Clustering and the K-Means Algorithm
Clustering is an unsupervised learning problem in which we seek to group our data into clusters based on similarity.
K-Means Algorithm
Adapted from Rohith Gandhi’s notes
- Choose the number of clusters, \(K\), and obtain the data points.
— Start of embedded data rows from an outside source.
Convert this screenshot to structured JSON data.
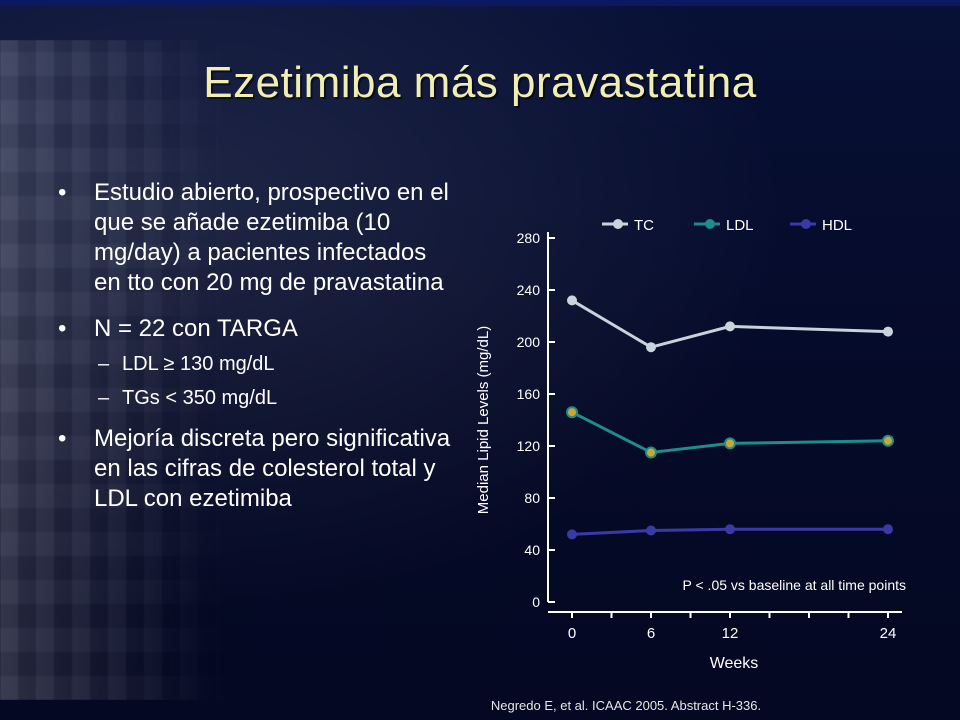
{
  "slide": {
    "title": "Ezetimiba más pravastatina",
    "citation": "Negredo E, et al. ICAAC 2005. Abstract H-336."
  },
  "bullets": [
    {
      "marker": "•",
      "text": "Estudio abierto, prospectivo en el que se añade ezetimiba (10 mg/day) a pacientes infectados en tto con 20 mg de pravastatina"
    },
    {
      "marker": "•",
      "text": "N = 22 con TARGA",
      "sub": [
        {
          "marker": "–",
          "text": "LDL ≥ 130 mg/dL"
        },
        {
          "marker": "–",
          "text": "TGs < 350 mg/dL"
        }
      ]
    },
    {
      "marker": "•",
      "text": "Mejoría discreta pero significativa en las cifras de colesterol total y LDL con ezetimiba"
    }
  ],
  "chart_data": {
    "type": "line",
    "ylabel": "Median Lipid Levels (mg/dL)",
    "xlabel": "Weeks",
    "x": [
      0,
      6,
      12,
      24
    ],
    "x_tick_labels": [
      "0",
      "6",
      "12",
      "24"
    ],
    "x_minor_ticks": [
      0,
      3,
      6,
      9,
      12,
      15,
      18,
      21,
      24
    ],
    "xlim": [
      0,
      24
    ],
    "ylim": [
      0,
      280
    ],
    "y_ticks": [
      0,
      40,
      80,
      120,
      160,
      200,
      240,
      280
    ],
    "grid": false,
    "legend_position": "top",
    "annotation": "P < .05 vs baseline at all time points",
    "series": [
      {
        "name": "TC",
        "values": [
          232,
          196,
          212,
          208
        ],
        "color": "#c8d4dc"
      },
      {
        "name": "LDL",
        "values": [
          146,
          115,
          122,
          124
        ],
        "color": "#1f8c8c",
        "marker_color": "#c8a832"
      },
      {
        "name": "HDL",
        "values": [
          52,
          55,
          56,
          56
        ],
        "color": "#3a3aa6"
      }
    ],
    "axis_color": "#ffffff",
    "text_color": "#ffffff"
  }
}
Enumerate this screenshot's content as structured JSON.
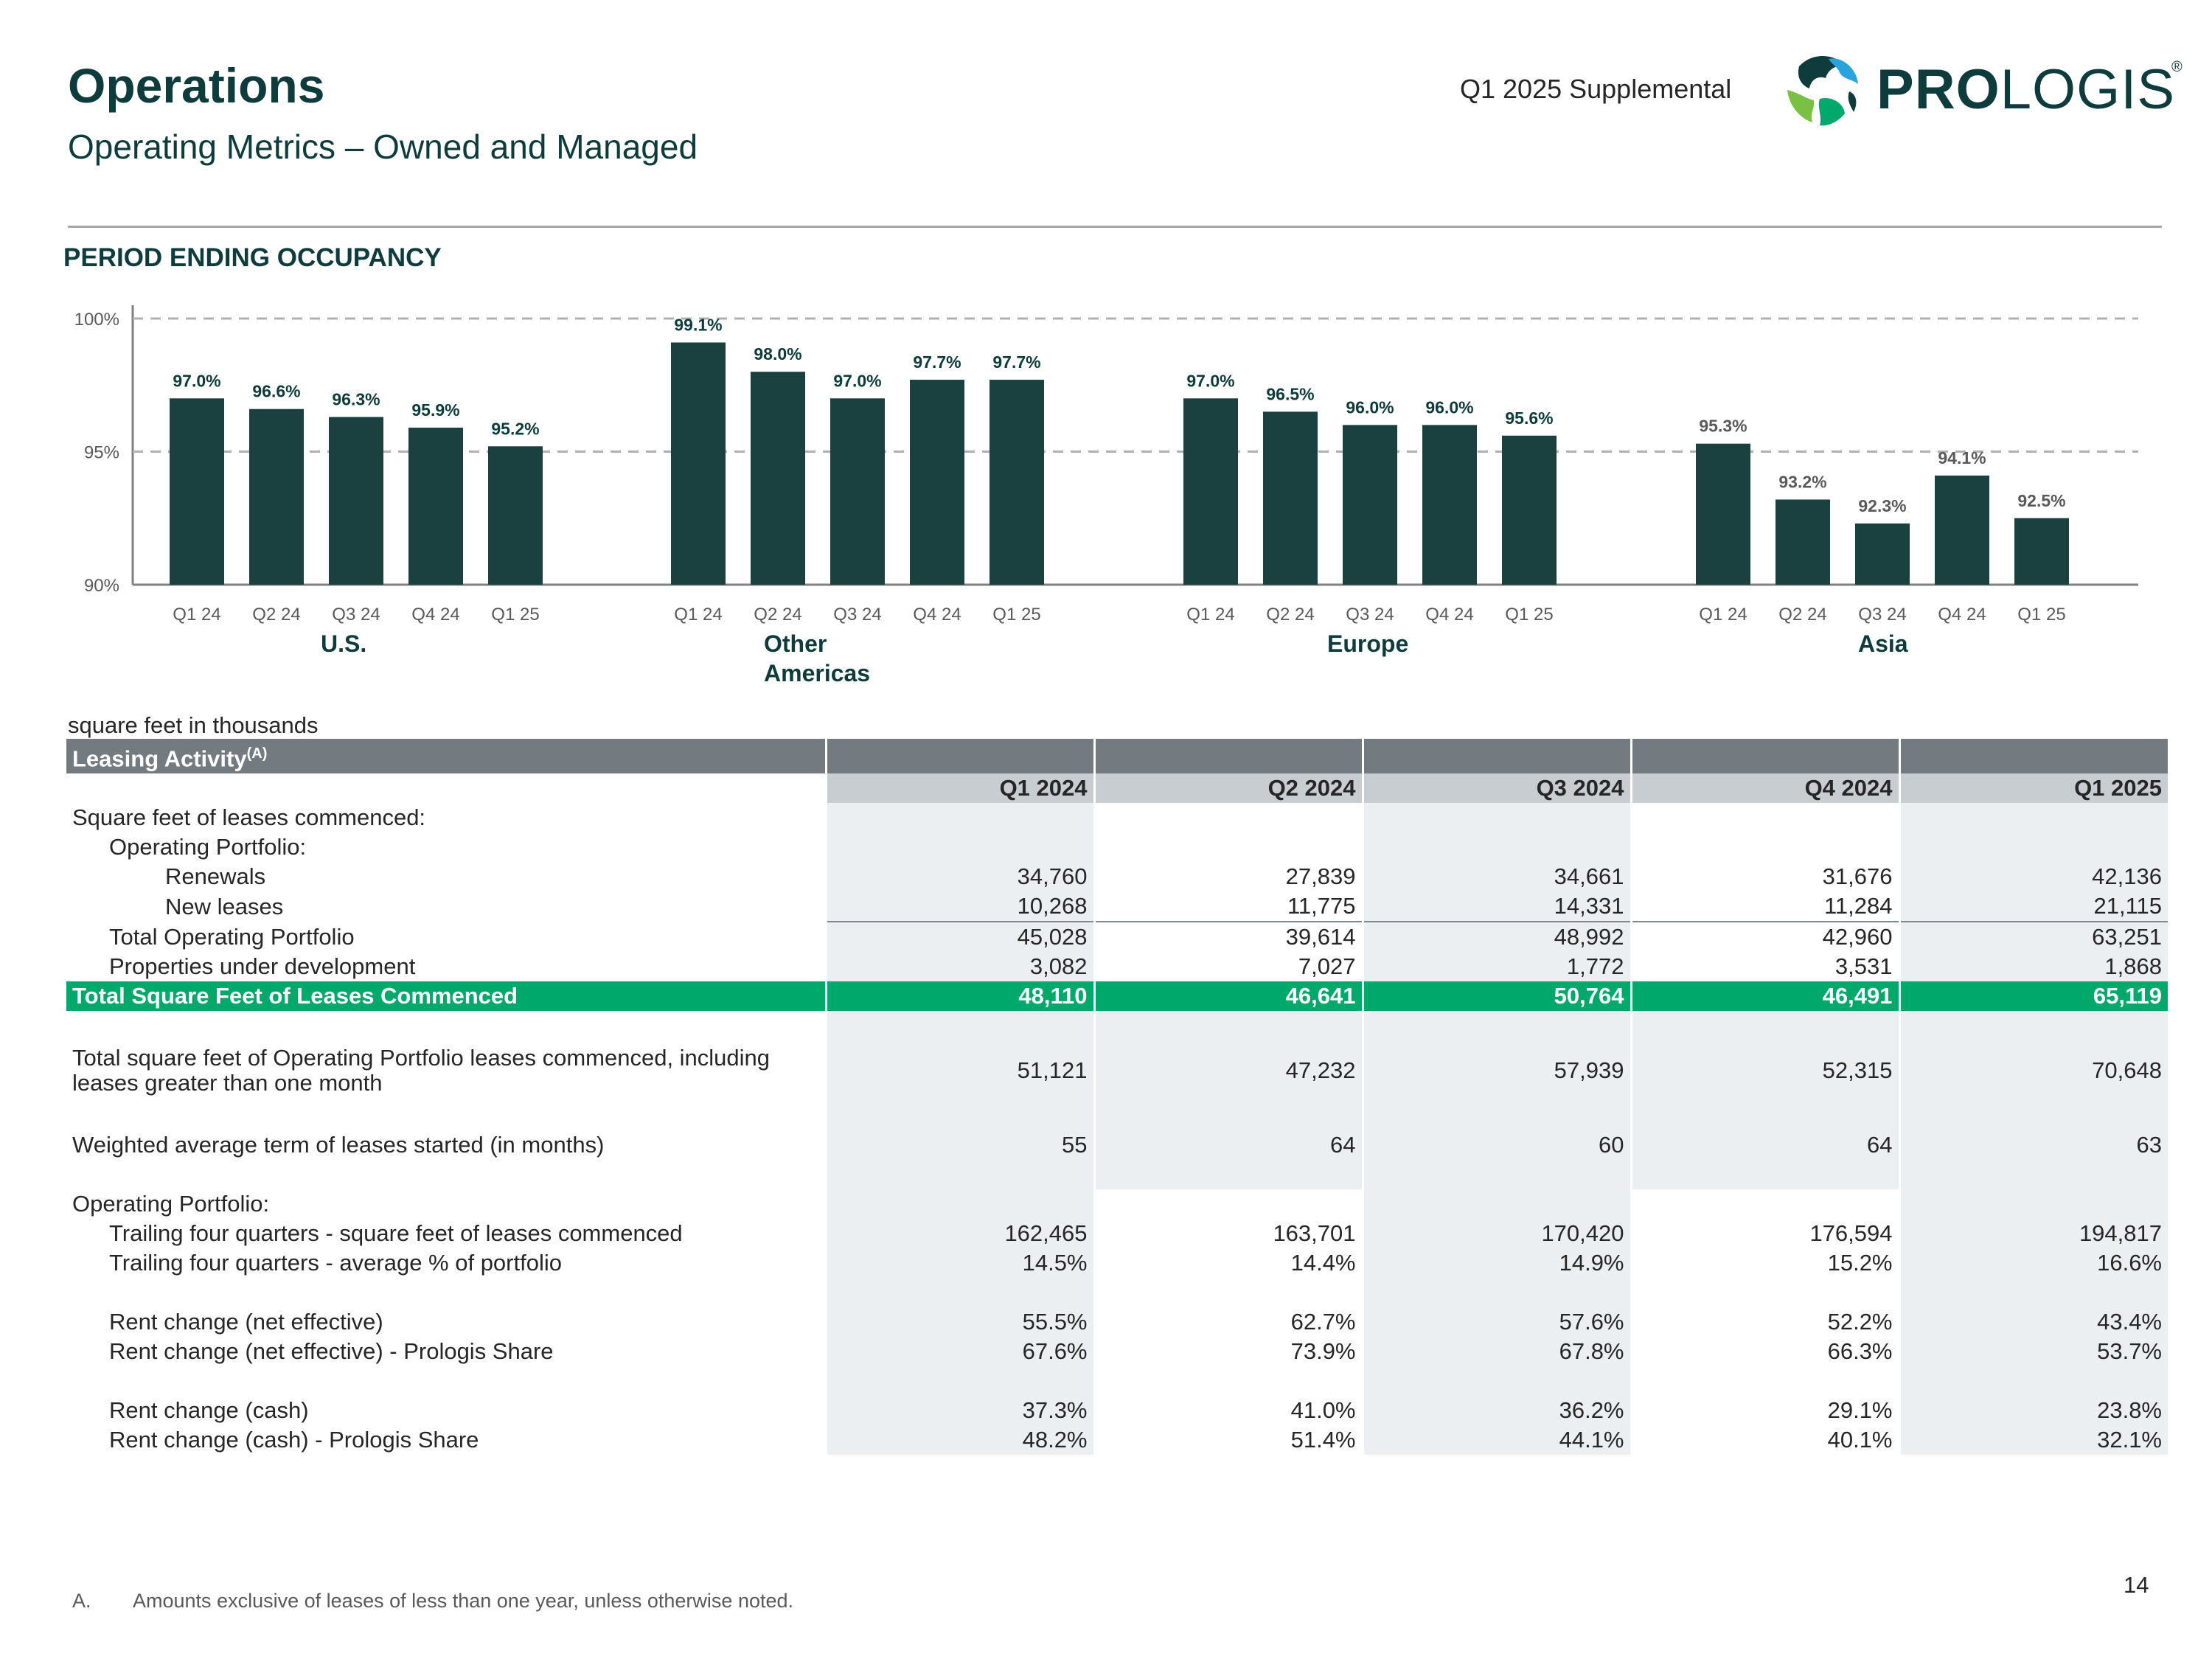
{
  "header": {
    "title": "Operations",
    "subtitle": "Operating Metrics – Owned and Managed",
    "supplemental": "Q1 2025 Supplemental",
    "logo_bold": "PRO",
    "logo_rest": "LOGIS",
    "logo_reg": "®"
  },
  "occupancy_heading": "PERIOD ENDING OCCUPANCY",
  "chart_data": {
    "type": "bar",
    "title": "PERIOD ENDING OCCUPANCY",
    "ylim": [
      90,
      100
    ],
    "yticks": [
      "100%",
      "95%",
      "90%"
    ],
    "ytick_values": [
      100,
      95,
      90
    ],
    "grid": true,
    "bar_color": "#1a4040",
    "groups": [
      {
        "name": "U.S.",
        "categories": [
          "Q1 24",
          "Q2 24",
          "Q3 24",
          "Q4 24",
          "Q1 25"
        ],
        "values": [
          97.0,
          96.6,
          96.3,
          95.9,
          95.2
        ],
        "labels": [
          "97.0%",
          "96.6%",
          "96.3%",
          "95.9%",
          "95.2%"
        ]
      },
      {
        "name": "Other Americas",
        "categories": [
          "Q1 24",
          "Q2 24",
          "Q3 24",
          "Q4 24",
          "Q1 25"
        ],
        "values": [
          99.1,
          98.0,
          97.0,
          97.7,
          97.7
        ],
        "labels": [
          "99.1%",
          "98.0%",
          "97.0%",
          "97.7%",
          "97.7%"
        ]
      },
      {
        "name": "Europe",
        "categories": [
          "Q1 24",
          "Q2 24",
          "Q3 24",
          "Q4 24",
          "Q1 25"
        ],
        "values": [
          97.0,
          96.5,
          96.0,
          96.0,
          95.6
        ],
        "labels": [
          "97.0%",
          "96.5%",
          "96.0%",
          "96.0%",
          "95.6%"
        ]
      },
      {
        "name": "Asia",
        "categories": [
          "Q1 24",
          "Q2 24",
          "Q3 24",
          "Q4 24",
          "Q1 25"
        ],
        "values": [
          95.3,
          93.2,
          92.3,
          94.1,
          92.5
        ],
        "labels": [
          "95.3%",
          "93.2%",
          "92.3%",
          "94.1%",
          "92.5%"
        ]
      }
    ]
  },
  "table": {
    "units_note": "square feet in thousands",
    "section_title": "Leasing Activity",
    "section_sup": "(A)",
    "columns": [
      "Q1 2024",
      "Q2 2024",
      "Q3 2024",
      "Q4 2024",
      "Q1 2025"
    ],
    "rows": {
      "sf_commenced_label": "Square feet of leases commenced:",
      "op_portfolio_label": "Operating Portfolio:",
      "renewals": {
        "label": "Renewals",
        "values": [
          "34,760",
          "27,839",
          "34,661",
          "31,676",
          "42,136"
        ]
      },
      "new_leases": {
        "label": "New leases",
        "values": [
          "10,268",
          "11,775",
          "14,331",
          "11,284",
          "21,115"
        ]
      },
      "total_op": {
        "label": "Total Operating Portfolio",
        "values": [
          "45,028",
          "39,614",
          "48,992",
          "42,960",
          "63,251"
        ]
      },
      "under_dev": {
        "label": "Properties under development",
        "values": [
          "3,082",
          "7,027",
          "1,772",
          "3,531",
          "1,868"
        ]
      },
      "total_sf": {
        "label": "Total Square Feet of Leases Commenced",
        "values": [
          "48,110",
          "46,641",
          "50,764",
          "46,491",
          "65,119"
        ]
      },
      "total_incl_month": {
        "label": "Total square feet of Operating Portfolio leases commenced, including leases greater than one month",
        "values": [
          "51,121",
          "47,232",
          "57,939",
          "52,315",
          "70,648"
        ]
      },
      "wat": {
        "label": "Weighted average term of leases started (in months)",
        "values": [
          "55",
          "64",
          "60",
          "64",
          "63"
        ]
      },
      "op_portfolio_label2": "Operating Portfolio:",
      "t4q_sf": {
        "label": "Trailing four quarters - square feet of leases commenced",
        "values": [
          "162,465",
          "163,701",
          "170,420",
          "176,594",
          "194,817"
        ]
      },
      "t4q_pct": {
        "label": "Trailing four quarters - average % of portfolio",
        "values": [
          "14.5%",
          "14.4%",
          "14.9%",
          "15.2%",
          "16.6%"
        ]
      },
      "rc_net": {
        "label": "Rent change (net effective)",
        "values": [
          "55.5%",
          "62.7%",
          "57.6%",
          "52.2%",
          "43.4%"
        ]
      },
      "rc_net_share": {
        "label": "Rent change (net effective) - Prologis Share",
        "values": [
          "67.6%",
          "73.9%",
          "67.8%",
          "66.3%",
          "53.7%"
        ]
      },
      "rc_cash": {
        "label": "Rent change (cash)",
        "values": [
          "37.3%",
          "41.0%",
          "36.2%",
          "29.1%",
          "23.8%"
        ]
      },
      "rc_cash_share": {
        "label": "Rent change (cash) - Prologis Share",
        "values": [
          "48.2%",
          "51.4%",
          "44.1%",
          "40.1%",
          "32.1%"
        ]
      }
    }
  },
  "footnote": {
    "letter": "A.",
    "text": "Amounts exclusive of leases of less than one year, unless otherwise noted."
  },
  "page_number": "14"
}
- Initialize the centroids \(c_1, c_2, ..., c_K\). This can be done in various ways (e.g., random, \(K\)-medoids, multiple restarts).
- Repeat until convergence or fixed number of iterations:
- for each data point \(x_i\):
# update cluster labels
- find the nearest centroid \(c_j\) to \(x_i\)
- assign point \(x_i\) to the cluster represented by the centroid \(c_j\)
- for each cluster \(j = 1, \dots, K\):
# update centroid locations
- \(c_j\) = mean of all points assigned to cluster \(j\)
- for each data point \(x_i\):
“Elbow” Method
Problem: What if the number of clusters was not obvious? How would we initialize the number of centroids? Solution: We can calculate the Within-Cluster Sum of Squares (WCSS) for every number of clusters we would like to examine. Then, we could plot these WCSS values. The number of clusters at which the plot starts to plateau (looks like an “elbow”) is the optimal number of clusters according to this metric. We define WCSS as follows:
\[\begin{equation} WCSS = \sum_{C_k}^{C_n} \sum_{d_i \text{ in } C_k}^{d_m} \text{distance}(d_i, C_k)^2 \end{equation}\]where \(C_k\) is the \(i^{\text{th}}\) centroid and \(d_i\) is \(i^{\text{th}}\) data point in the centroid \(C_k\).
In the KMeans
class within Scikit-Learn, the attribute inertia_
stores the WCSS.
Cross-Validation
Cross-validation is an empirical approach for evaluating a model’s performance by dividing the dataset into several parts, using different parts for testing and training in successive iterations.
Cross-validation can be used for:
- Mitigating the risk of overfitting
- Comparing different models and selecting the one performing best on average
- Determining appropriate hyperparameter values
Disadvantages:
- Can be computationally expensive
- Might not be appropriate for certain data sets
\(N\)-Fold Cross-Validation Algorithm
- Split dataset into \(N\) equal partitions
- Use one fold for testing and the other \(N-1\) folds for training
- Calculate performance on the test set
- Repeat Steps 2 and 3 \(N\) times
- Use average accuracy as an estimate of model’s performance
When \(N=M-1\), where \(M\) is the number of data points, this approach is called leave-one-out cross-validation.